I don’t know whether it involved the use of the family Model-T or whatever it was, but I was a senior in high school, and that would make me about fifteen. I graduated just short of my sixteenth birthday. So I was fifteen years old, and full of bounce to the ounce, you know, and I was arguing about something. And I remember my father saying to me, “You know, it would be a lot easier for me to say yes to you, my boy,” but his eyes were about to spill over with tears because he was so deeply moved, and he said, “I’m responsible to God for you, and so although it would be easier to say yes, I have to say no.”

Well, you see, the idea of being responsible to God for the growth and well-being of somebody is an awesome concept, and one that may well indeed give us pause and make us consider decisions in a different light than we would have otherwise. Take a moment here just to ask the question, those of you who are parents and grandparents, “How well do we fit into this description of what Paul says here, “As a father?” Do you use persuasion, or do you just give a command and have a fracas if it isn’t obeyed? Persuasion: that’s one verb there.

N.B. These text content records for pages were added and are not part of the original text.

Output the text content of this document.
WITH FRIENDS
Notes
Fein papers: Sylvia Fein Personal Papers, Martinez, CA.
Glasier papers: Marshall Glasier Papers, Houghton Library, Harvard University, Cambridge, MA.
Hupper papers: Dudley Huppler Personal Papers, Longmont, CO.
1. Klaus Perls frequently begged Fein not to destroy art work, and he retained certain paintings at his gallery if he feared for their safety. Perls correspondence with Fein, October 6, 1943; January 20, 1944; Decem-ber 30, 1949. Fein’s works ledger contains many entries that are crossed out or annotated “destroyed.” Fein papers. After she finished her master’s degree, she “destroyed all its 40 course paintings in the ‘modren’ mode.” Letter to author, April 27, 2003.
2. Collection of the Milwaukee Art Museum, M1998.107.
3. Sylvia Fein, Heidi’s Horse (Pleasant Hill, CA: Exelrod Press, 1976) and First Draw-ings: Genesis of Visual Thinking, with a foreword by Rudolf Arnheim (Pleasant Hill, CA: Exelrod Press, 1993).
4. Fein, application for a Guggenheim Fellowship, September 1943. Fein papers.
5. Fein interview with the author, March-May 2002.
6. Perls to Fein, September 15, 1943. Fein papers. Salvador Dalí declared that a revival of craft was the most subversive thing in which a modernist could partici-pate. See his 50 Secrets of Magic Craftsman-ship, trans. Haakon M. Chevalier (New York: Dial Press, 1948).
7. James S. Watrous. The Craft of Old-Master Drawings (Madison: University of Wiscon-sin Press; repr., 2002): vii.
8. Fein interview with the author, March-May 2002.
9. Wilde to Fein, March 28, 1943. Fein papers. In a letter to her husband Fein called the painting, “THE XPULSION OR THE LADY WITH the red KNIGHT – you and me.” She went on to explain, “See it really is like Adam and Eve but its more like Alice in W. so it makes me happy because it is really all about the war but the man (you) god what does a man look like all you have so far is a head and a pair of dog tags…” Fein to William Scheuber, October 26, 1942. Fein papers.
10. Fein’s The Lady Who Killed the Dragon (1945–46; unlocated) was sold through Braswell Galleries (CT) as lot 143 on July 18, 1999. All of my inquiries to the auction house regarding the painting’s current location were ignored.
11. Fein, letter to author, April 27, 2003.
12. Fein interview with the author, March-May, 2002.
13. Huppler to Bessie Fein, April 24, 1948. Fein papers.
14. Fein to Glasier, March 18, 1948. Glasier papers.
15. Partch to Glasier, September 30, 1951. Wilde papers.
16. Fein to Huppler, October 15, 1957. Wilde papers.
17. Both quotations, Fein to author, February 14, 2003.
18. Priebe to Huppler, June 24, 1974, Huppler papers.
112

Do you encourage people and let them know you believe in them? I picked up some medication at the drug store just last night, actually, and I noticed that the pharmacist had a beautiful sunburn, so I smiled at him and said, “Hey Jim, you’ve been out in the sun!” “Yes,” he said, “My kids are in Little League and there were two games back to back, so I spent five hours in the sun yesterday.” Ah, you see, it means a lot when Dad shows that he cares what’s going on. And when his boy or girl comes up to bat, he says, “Come on now, you can hit a homer. Hit it out of the park!” We need to encourage the people for whom we’re responsible. Then, because you are responsible to God, you’d better remind the folk, and yourself with them, that He is your witness, your supervisor, and that you’re following His commands. Well, those are some concepts, aren’t they? And if you’re a pastor or missionary or Christian worker, the same logic applies: Persuasion, encouragement, and calling God into the act makes a lot of difference in the ministry.

Dear Father, today, oh may we be people who do well in our relationships with those for whom we’re responsible. In Jesus’ name I pray this, amen.

Till I meet you once again by way of radio, walk with the King today and be a blessing!